Intelligibility Drills
Structured articulation exercises where the speaker produces words/phrases for listener identification to improve clarity.
Phonetic Placement
Therapy technique that teaches specific articulator positions to achieve accurate consonant production.
Minimal Contrast Drills
Practice pairs differing by one phoneme (e.g., “bat” vs. “pat”) to refine precise articulation.

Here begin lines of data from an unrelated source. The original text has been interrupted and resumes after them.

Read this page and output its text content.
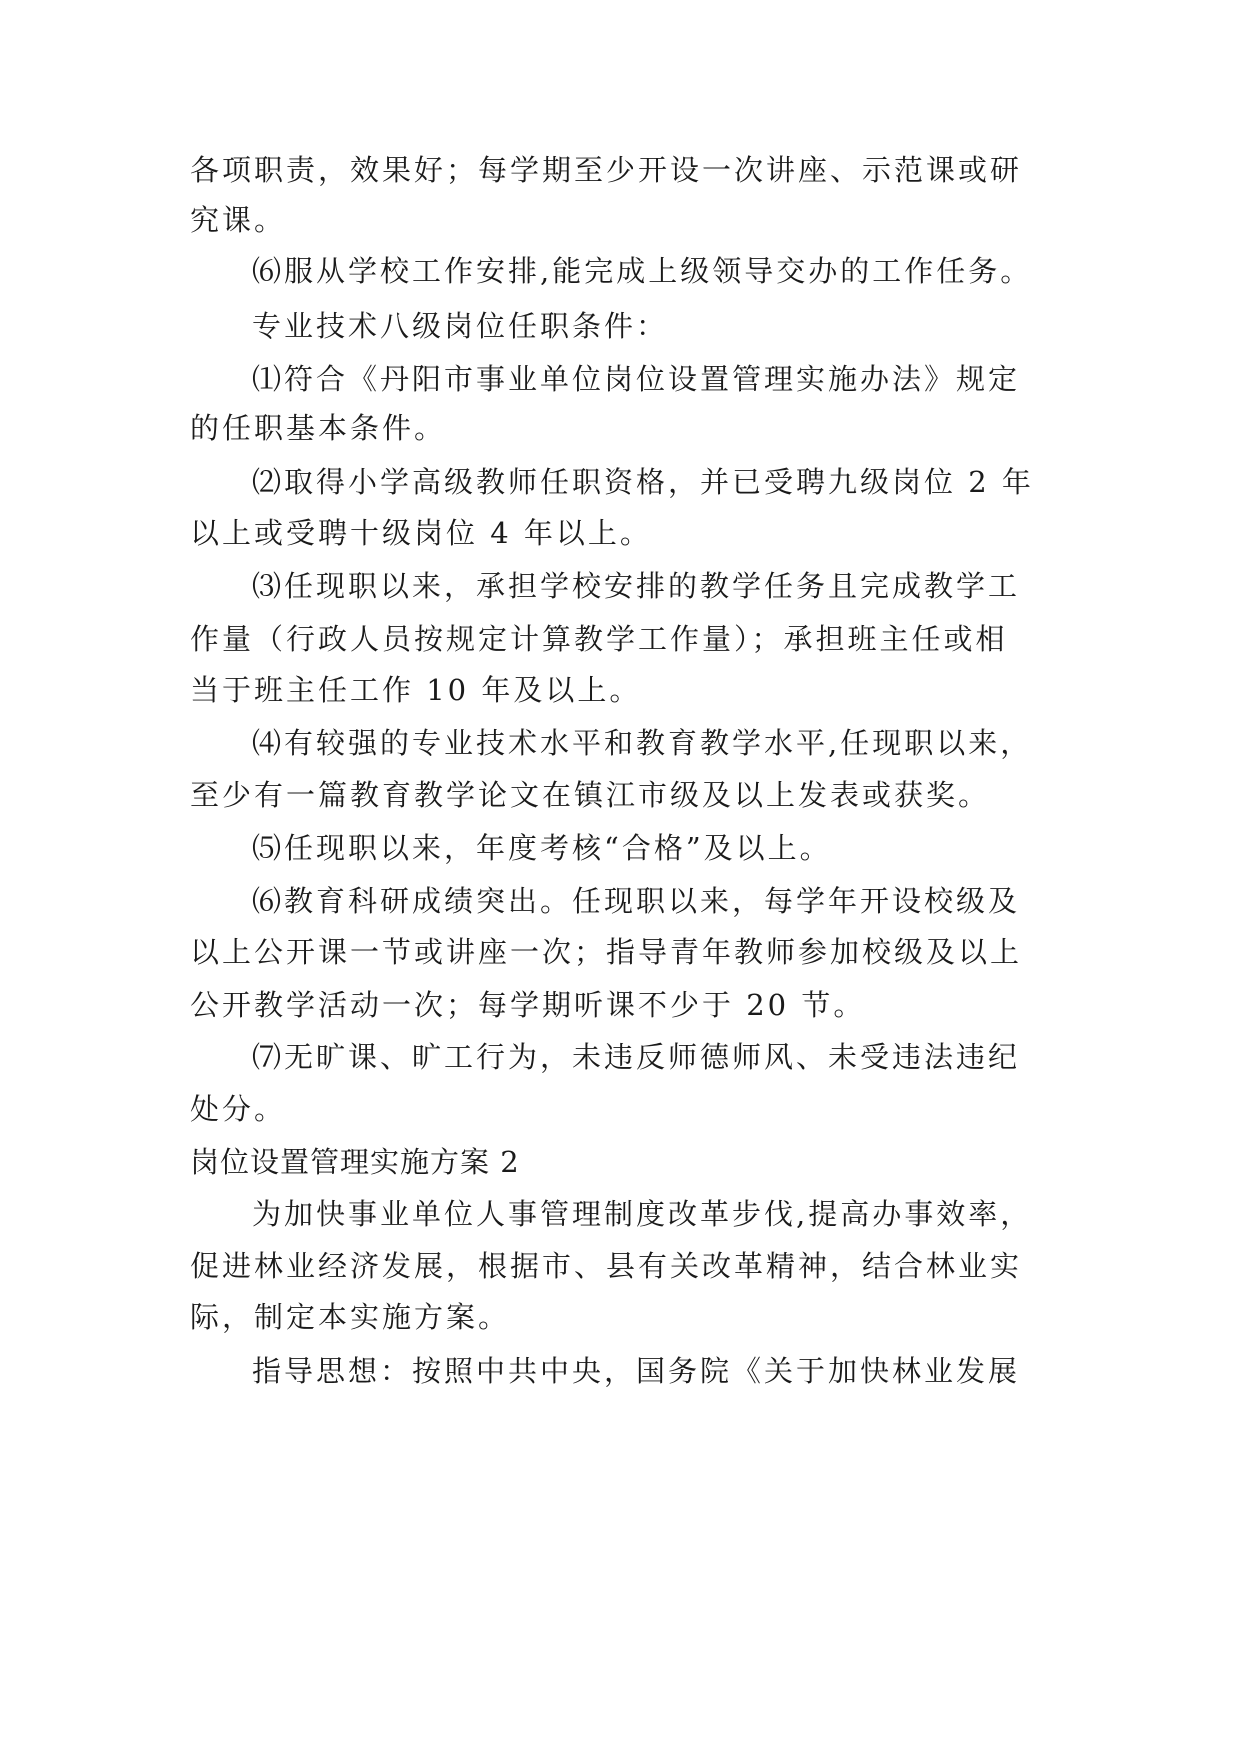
各项职责，效果好；每学期至少开设一次讲座、示范课或研

究课。

⑹服从学校工作安排,能完成上级领导交办的工作任务。

专业技术八级岗位任职条件：

⑴符合《丹阳市事业单位岗位设置管理实施办法》规定

的任职基本条件。

⑵取得小学高级教师任职资格，并已受聘九级岗位 2 年

以上或受聘十级岗位 4 年以上。

⑶任现职以来，承担学校安排的教学任务且完成教学工

作量（行政人员按规定计算教学工作量）；承担班主任或相

当于班主任工作 10 年及以上。

⑷有较强的专业技术水平和教育教学水平,任现职以来，

至少有一篇教育教学论文在镇江市级及以上发表或获奖。

⑸任现职以来，年度考核“合格”及以上。

⑹教育科研成绩突出。任现职以来，每学年开设校级及

以上公开课一节或讲座一次；指导青年教师参加校级及以上

公开教学活动一次；每学期听课不少于 20 节。

⑺无旷课、旷工行为，未违反师德师风、未受违法违纪

处分。

岗位设置管理实施方案 2

为加快事业单位人事管理制度改革步伐,提高办事效率，

促进林业经济发展，根据市、县有关改革精神，结合林业实

际，制定本实施方案。

指导思想：按照中共中央，国务院《关于加快林业发展
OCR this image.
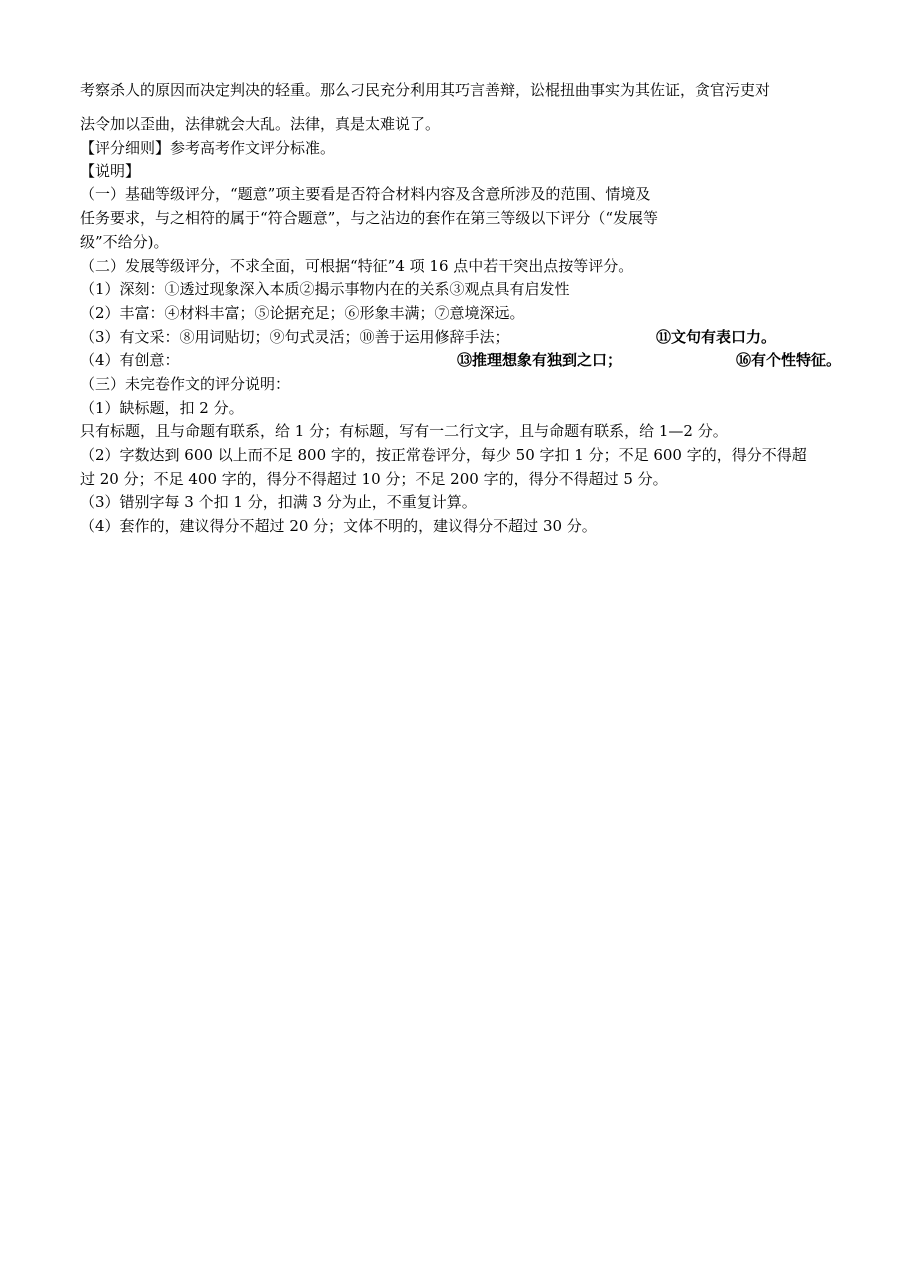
考察杀人的原因而决定判决的轻重。那么刁民充分利用其巧言善辩，讼棍扭曲事实为其佐证，贪官污吏对
法令加以歪曲，法律就会大乱。法律，真是太难说了。
【评分细则】参考高考作文评分标准。
【说明】
（一）基础等级评分，“题意”项主要看是否符合材料内容及含意所涉及的范围、情境及
任务要求，与之相符的属于“符合题意”，与之沾边的套作在第三等级以下评分（“发展等
级”不给分)。
（二）发展等级评分，不求全面，可根据“特征”4 项 16 点中若干突出点按等评分。
（1）深刻：①透过现象深入本质②揭示事物内在的关系③观点具有启发性
（2）丰富：④材料丰富；⑤论据充足；⑥形象丰满；⑦意境深远。
（3）有文采：⑧用词贴切；⑨句式灵活；⑩善于运用修辞手法；	⑪文句有表口力。
（4）有创意：	⑬推理想象有独到之口；	⑯有个性特征。
（三）未完卷作文的评分说明：
（1）缺标题，扣 2 分。
只有标题，且与命题有联系，给 1 分；有标题，写有一二行文字，且与命题有联系，给 1—2 分。
（2）字数达到 600 以上而不足 800 字的，按正常卷评分，每少 50 字扣 1 分；不足 600 字的，得分不得超
过 20 分；不足 400 字的，得分不得超过 10 分；不足 200 字的，得分不得超过 5 分。
（3）错别字每 3 个扣 1 分，扣满 3 分为止，不重复计算。
（4）套作的，建议得分不超过 20 分；文体不明的，建议得分不超过 30 分。
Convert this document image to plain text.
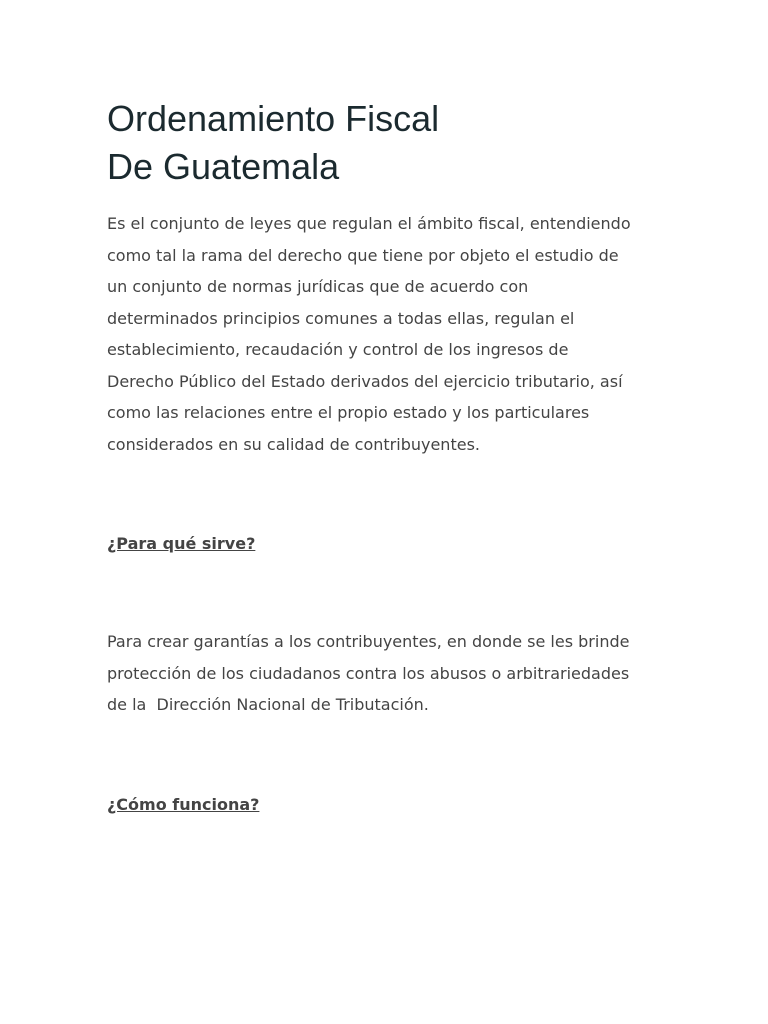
Ordenamiento Fiscal
De Guatemala

Es el conjunto de leyes que regulan el ámbito fiscal, entendiendo
como tal la rama del derecho que tiene por objeto el estudio de
un conjunto de normas jurídicas que de acuerdo con
determinados principios comunes a todas ellas, regulan el
establecimiento, recaudación y control de los ingresos de
Derecho Público del Estado derivados del ejercicio tributario, así
como las relaciones entre el propio estado y los particulares
considerados en su calidad de contribuyentes.

¿Para qué sirve?

Para crear garantías a los contribuyentes, en donde se les brinde
protección de los ciudadanos contra los abusos o arbitrariedades
de la  Dirección Nacional de Tributación.

¿Cómo funciona?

Alternating-Motion Rate Testing
Oral mech task measuring rapid repetitive syllables to detect slowness or irregularity characteristic of UUMND.
Over-Diagnosis
Risk of labeling spastic or ataxic dysarthrias as UUMND; clinicians must integrate perceptual, physical, and imaging data.
Ataxic Variant of UUMND
Subtype where incoordination predominates despite a unilateral UMN lesion, often involving white-matter pathways.
Spastic Variant of UUMND
Subtype in which strained voice and slow AMRs suggest spasticity even though the lesion is unilateral.
Weakness Variant of UUMND
Common presentation marked mainly by unilateral facial/tongue weakness with mild speech disturbance.
Pseudobulbar Affect
Involuntary emotional expression (crying/laughter) sometimes accompanying bilateral or severe UMN lesions.
Apraxia of Speech (AOS)
Motor-planning disorder often co-occurring with left-hemisphere UUMND, characterized by inconsistent articulatory errors and groping.
Aphasia
Language impairment that may mask or overshadow dysarthria when a unilateral cortical stroke affects language areas.
Aprosodia
Impaired emotional prosody, typically from right-hemisphere damage; can co-occur with right-side UUMND.
Corona Radiata
Fan-shaped white-matter fiber system connecting cortex to internal capsule; common site for small strokes causing UUMND.
Internal Capsule
Compact white-matter tract where corticobulbar and corticospinal fibers converge; unilateral lesions often cause UUMND.
Corticobulbar Tract
UMN pathway from cortex to cranial-nerve nuclei; lesions here produce cranial muscle weakness indicated in UUMND.
Corticospinal Tract
UMN pathway from cortex to spinal motor neurons; unilateral damage yields contralateral limb weakness often accompanying UUMND.
Reticular Formation
Brain-stem network participating in the indirect activation pathway; contributes to tone and reflex control affected by UMN lesions.